We’ve all seen them. Movies when a cry goes out for a doctor on board. If you fly United and you are a doctor you should put your head down, because you may be about to be thrown off the flight.

What a disaster! For everybody concerned.

A doctor was violently removed from a United Airlines flight by aviation police officials at Chicago’s O’Hare international airport on Sunday, in an incident captured and shared via social media several million times on video by fellow passengers.

Airport guards can be seen aggressively grabbing, bouncing his face of an aisle seat and then dragging, the passenger down the aisle of the plane, which was bound for Louisville, Kentucky. Other passengers can be heard screaming and shouting “Oh my God” and “Look at what you did to him.”
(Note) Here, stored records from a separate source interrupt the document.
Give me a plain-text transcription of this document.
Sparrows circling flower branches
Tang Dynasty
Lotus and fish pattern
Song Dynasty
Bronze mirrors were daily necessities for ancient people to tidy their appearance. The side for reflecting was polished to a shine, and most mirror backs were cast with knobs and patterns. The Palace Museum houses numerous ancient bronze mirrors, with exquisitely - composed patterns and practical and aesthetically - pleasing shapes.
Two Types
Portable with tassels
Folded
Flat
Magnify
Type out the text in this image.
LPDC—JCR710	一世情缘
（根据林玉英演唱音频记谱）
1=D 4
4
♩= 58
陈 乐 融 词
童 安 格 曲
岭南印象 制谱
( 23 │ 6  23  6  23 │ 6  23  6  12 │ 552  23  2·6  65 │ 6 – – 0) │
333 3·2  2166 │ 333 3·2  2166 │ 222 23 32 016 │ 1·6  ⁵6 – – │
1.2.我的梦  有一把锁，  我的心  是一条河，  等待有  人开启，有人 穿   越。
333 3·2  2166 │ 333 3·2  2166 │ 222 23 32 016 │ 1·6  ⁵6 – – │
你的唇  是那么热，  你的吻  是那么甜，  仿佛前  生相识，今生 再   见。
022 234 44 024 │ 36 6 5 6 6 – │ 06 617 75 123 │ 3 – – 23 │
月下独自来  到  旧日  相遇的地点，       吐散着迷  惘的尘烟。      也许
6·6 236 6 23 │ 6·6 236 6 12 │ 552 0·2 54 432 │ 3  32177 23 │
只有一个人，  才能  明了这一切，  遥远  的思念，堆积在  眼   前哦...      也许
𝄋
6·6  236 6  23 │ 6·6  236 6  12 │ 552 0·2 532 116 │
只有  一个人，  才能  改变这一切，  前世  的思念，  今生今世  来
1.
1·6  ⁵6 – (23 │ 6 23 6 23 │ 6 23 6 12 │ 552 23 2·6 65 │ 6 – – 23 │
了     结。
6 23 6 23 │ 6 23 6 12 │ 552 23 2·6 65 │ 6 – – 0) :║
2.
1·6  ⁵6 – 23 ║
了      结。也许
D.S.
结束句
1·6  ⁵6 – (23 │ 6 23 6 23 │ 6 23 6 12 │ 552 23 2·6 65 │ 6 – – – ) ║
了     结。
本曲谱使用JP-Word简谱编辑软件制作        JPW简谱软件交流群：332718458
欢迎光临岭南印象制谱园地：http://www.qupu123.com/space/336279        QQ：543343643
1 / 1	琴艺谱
The airline said in a statement that the flight was overbooked, and that as no passengers agreed to voluntarily give up their seats the airline representatives had to choose four passengers to leave the plane at random based on ticket class, flier status and check-in time, and that one man who had been selected refused to leave his seat.

This apparently is pretty standard industry practice, airlines regularly overbook flights (betting on 5% of travelers not showing up) and then bump people off and give them a later flight and perhaps a voucher against future travel.

Now of course this is potentially good news if you are not chasing a connecting flight, a doctor’s appointment (especially if you are the doctor), a wedding, a funeral, or even a really important business critical meeting. You might end up ahead of the game.

One of your sources of power in a negotiation (which this should become) is what you have that the other side wants. If you have a seat that the airline wants back pretty desperately then you could trade that back for a better deal.

In this case the passenger was not prepared to leave the flight despite the incentives offered. Whilst he technically had to by law, the force and violence that bore down on him from a frankly zealous (to put it mildly) airport official had to be seen to be believed.

The opportunity for the doctor now is that as person with some considerable grievance he should make a proposal to United to help make the problem go away.

Whilst complaining and arguing about who was to blame may be remarkably cathartic, it will not get you very far. Free flights for life and a healthy compensation package may go a lot further.